Steve Lee, an Edinburgh University-trained astrophysicist, started Stevenson Astrosat on a shoestring to fulfil a lifelong passion for "inventing things and building them in my own company". He told the Sunday Herald that being shortlisted for the European Space Agency's Copernicus and Galileo awards - the winners will be announced in Munich in November - was an important step in the company's ability to attract investment and international recognition.
The Musselburgh-based firm won the Copernicus environmental challenge award last year for ThermCERT, a thermal and carbon efficiency reporting tool which uses space-derived data to increase the quality of thermal output measurements.
Lee said he still gigs as a pub guitarist "as a hobby", despite the firm achieving a substantial six-figure sum in its first year, which it expects to double next year.

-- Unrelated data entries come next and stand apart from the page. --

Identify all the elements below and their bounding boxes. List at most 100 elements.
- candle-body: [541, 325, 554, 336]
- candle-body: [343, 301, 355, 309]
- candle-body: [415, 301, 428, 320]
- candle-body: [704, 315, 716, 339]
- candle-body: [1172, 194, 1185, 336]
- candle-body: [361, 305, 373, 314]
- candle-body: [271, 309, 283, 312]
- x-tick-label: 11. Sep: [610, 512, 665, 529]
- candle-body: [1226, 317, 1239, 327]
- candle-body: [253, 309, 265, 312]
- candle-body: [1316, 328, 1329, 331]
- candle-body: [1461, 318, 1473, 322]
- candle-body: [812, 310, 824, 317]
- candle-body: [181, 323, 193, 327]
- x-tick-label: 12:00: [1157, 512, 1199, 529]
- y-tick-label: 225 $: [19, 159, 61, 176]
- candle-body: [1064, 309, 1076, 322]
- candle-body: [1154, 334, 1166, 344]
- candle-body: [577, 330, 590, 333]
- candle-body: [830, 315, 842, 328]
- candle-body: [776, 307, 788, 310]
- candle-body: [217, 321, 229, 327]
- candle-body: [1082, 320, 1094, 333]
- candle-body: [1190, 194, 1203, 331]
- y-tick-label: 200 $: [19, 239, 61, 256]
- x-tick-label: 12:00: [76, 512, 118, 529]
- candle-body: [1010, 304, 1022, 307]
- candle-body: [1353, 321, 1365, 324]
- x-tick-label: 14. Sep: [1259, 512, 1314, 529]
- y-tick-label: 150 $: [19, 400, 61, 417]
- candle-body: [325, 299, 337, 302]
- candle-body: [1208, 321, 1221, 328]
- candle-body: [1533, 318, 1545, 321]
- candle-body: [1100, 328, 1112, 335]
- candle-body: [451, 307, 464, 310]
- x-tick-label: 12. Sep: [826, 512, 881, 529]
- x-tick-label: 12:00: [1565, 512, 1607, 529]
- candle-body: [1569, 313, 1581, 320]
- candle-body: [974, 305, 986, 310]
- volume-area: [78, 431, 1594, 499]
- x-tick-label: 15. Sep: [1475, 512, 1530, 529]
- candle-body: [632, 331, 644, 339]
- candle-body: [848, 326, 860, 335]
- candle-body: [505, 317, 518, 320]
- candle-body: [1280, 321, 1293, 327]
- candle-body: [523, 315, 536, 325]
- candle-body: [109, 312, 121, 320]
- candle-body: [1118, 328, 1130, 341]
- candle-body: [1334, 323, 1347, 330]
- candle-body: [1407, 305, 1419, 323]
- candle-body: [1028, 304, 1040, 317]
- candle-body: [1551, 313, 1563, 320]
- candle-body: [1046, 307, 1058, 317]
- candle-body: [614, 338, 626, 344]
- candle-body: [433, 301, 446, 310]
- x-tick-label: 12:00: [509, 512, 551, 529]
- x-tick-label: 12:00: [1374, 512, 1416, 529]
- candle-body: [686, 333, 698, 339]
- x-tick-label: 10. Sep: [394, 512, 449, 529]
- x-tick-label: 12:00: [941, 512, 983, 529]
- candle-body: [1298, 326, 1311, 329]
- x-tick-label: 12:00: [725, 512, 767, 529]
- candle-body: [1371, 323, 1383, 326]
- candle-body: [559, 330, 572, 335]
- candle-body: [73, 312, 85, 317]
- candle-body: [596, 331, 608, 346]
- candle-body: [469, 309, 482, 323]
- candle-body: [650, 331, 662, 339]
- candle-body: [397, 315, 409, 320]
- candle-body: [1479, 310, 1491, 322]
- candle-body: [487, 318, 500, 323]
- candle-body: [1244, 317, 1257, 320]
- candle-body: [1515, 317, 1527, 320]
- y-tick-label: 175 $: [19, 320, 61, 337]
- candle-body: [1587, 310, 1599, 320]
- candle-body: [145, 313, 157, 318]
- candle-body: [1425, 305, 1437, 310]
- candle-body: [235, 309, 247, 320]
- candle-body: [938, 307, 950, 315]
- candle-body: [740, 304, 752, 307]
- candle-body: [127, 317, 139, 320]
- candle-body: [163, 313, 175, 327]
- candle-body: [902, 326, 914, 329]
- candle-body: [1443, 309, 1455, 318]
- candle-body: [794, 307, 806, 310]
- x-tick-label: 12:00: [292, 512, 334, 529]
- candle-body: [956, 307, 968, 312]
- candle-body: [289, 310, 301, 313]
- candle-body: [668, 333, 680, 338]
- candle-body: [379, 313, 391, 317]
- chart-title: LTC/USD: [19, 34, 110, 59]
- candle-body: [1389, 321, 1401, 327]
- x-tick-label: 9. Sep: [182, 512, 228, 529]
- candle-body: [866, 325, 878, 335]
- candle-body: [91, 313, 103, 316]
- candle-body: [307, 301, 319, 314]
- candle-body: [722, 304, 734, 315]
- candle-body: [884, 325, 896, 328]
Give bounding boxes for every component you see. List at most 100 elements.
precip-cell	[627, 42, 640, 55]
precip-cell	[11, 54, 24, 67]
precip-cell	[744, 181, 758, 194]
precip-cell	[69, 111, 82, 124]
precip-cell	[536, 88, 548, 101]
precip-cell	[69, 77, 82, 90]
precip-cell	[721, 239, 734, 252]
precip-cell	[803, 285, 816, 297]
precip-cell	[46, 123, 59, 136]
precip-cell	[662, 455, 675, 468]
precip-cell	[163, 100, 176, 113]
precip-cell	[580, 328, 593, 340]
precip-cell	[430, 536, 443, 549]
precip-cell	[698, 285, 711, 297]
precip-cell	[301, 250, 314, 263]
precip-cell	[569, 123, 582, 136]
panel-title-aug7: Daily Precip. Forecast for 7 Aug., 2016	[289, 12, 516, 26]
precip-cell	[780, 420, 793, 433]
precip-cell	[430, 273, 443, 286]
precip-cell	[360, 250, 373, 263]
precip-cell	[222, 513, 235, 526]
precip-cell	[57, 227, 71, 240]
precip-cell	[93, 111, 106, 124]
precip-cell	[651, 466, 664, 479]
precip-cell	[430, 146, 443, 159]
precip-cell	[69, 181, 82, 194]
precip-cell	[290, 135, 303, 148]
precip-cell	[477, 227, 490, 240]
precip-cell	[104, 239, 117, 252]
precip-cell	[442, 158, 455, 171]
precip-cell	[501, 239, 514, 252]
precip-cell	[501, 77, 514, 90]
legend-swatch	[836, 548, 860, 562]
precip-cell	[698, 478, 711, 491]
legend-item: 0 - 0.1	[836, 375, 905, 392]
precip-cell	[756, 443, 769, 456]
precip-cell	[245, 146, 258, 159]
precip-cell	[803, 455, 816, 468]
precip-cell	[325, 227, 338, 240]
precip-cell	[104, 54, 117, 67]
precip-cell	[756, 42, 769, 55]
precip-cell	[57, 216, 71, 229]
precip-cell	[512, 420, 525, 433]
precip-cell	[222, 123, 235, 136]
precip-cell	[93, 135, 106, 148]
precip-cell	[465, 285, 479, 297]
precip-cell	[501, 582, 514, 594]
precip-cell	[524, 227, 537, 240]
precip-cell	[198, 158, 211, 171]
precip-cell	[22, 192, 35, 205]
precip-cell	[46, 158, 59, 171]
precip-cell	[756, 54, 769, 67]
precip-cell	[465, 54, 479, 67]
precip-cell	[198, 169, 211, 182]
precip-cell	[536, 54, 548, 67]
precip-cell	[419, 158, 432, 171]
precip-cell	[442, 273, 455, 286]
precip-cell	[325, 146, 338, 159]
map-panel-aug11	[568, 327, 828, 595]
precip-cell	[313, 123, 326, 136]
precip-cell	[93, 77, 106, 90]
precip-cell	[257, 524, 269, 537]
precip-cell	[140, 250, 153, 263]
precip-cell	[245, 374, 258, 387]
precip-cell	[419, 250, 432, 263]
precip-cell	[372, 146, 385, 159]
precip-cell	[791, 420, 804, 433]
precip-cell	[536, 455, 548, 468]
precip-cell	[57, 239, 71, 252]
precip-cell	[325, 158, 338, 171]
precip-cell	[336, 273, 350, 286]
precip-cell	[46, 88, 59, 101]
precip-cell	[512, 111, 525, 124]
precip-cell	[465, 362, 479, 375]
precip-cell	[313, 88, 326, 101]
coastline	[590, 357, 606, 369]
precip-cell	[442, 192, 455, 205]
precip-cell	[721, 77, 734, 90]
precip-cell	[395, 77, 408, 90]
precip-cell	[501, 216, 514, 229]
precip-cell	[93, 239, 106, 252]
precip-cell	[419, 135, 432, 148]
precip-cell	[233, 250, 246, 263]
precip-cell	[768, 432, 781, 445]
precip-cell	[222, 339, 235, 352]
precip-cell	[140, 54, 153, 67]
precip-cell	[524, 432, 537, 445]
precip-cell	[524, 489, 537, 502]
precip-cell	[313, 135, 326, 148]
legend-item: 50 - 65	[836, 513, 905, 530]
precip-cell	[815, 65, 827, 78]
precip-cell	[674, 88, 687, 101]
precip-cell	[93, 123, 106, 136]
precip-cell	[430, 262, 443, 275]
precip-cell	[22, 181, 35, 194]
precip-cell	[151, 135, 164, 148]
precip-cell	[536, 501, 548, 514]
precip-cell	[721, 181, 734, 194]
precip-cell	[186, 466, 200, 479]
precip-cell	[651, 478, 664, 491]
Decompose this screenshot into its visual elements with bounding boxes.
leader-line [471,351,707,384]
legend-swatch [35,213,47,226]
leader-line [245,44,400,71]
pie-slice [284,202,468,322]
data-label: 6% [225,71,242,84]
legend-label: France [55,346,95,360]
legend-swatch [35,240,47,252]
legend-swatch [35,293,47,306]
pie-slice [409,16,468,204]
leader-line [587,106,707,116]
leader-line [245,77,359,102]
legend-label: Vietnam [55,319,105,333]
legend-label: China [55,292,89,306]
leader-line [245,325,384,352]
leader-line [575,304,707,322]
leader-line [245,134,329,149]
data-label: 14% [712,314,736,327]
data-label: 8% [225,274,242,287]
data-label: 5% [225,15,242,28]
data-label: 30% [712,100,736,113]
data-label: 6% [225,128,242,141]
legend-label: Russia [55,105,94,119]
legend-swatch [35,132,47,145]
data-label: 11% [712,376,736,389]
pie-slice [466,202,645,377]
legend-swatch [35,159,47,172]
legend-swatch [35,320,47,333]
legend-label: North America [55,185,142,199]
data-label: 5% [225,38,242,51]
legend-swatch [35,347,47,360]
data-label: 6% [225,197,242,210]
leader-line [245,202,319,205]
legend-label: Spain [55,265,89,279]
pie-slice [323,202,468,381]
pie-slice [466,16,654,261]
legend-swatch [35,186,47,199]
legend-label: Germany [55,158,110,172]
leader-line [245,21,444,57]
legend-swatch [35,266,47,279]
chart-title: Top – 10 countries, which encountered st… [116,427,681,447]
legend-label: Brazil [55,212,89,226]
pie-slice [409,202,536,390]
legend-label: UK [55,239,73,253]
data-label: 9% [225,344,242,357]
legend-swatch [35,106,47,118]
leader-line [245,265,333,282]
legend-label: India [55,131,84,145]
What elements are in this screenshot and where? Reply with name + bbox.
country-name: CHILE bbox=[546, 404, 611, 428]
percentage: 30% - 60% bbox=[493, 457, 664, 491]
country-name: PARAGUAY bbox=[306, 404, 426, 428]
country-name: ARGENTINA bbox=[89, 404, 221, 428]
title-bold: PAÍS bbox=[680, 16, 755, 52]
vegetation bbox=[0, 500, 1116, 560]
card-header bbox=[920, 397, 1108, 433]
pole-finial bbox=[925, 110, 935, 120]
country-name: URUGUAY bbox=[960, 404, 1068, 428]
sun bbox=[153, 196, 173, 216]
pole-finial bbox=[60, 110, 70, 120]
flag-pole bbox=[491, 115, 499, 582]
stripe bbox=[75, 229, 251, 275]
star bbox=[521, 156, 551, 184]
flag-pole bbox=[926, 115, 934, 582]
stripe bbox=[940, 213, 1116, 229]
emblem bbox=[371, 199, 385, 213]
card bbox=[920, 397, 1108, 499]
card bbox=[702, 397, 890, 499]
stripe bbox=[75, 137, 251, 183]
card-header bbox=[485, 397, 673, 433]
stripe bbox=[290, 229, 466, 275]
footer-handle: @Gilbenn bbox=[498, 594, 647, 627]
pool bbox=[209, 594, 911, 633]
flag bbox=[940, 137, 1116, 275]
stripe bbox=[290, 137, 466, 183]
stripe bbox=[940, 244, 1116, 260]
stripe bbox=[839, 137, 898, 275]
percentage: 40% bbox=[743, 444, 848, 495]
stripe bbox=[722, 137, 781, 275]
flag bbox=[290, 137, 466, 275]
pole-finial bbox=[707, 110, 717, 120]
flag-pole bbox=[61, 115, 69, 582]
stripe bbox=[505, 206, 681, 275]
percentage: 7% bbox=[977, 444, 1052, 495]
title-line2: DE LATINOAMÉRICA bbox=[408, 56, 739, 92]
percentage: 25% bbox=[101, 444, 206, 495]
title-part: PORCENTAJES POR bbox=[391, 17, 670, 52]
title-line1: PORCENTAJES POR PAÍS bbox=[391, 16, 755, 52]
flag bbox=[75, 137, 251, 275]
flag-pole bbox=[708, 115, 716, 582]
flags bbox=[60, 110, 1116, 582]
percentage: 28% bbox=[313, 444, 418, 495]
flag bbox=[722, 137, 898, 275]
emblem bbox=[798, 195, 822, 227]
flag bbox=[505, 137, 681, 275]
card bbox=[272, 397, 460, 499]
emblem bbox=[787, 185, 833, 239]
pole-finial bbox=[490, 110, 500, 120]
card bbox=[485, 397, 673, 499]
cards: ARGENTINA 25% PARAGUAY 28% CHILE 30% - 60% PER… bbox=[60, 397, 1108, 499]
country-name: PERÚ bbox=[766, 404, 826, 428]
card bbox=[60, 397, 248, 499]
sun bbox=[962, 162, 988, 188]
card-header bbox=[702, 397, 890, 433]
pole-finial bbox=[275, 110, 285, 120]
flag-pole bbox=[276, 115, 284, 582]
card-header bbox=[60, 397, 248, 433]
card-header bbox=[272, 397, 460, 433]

He said that Scotland's thriving and "highly collaborative" cluster of space companies, which also includes Glasgow-based ClydeSpace, Star-Dundee and the UK Astronomy Technology Centre at the Royal Observatory in Edinburgh, was riding a boom in privately-funded investment in space and satellite technology, after reduced spending by national agencies brought new sources of funding into the market. "We're finally starting to get attention, to find investment and find customers, and are ready to start eating into other parts of space industry. I expect Astrosat to start touching on [turnover of] seven figures next year."
Astrosat specialises in Earth observation and satellite communications technology, the latter particularly focused in the Arctic. The firm, which has had what it calls "phenomenal support" from Scottish Enterprise, is working with manufacturers and technologists in Latvia, a centre of the Soviet space programme now left with a residue of specialised expertise.
Lee said: "We exported from the beginning because that's the nature of space, no such thing as borders. We built our foundations in the Baltic states and by the time we came back to Scotland we found that everyone had heard of us, which allowed us to start working with partners.
"We have now got three divisions and are winning innovation prizes … We've come up with scores of ideas, which have led to our securing funding for incubation. We dream of being a cross-industry company, and also a kind of research and development centre for the industry in Scotland working with other good friends outside the company.
"A lot of our business is supporting classic Scottish technology - not only are we designing ships that are spinning around the world, we're also supporting tidal and wave technology."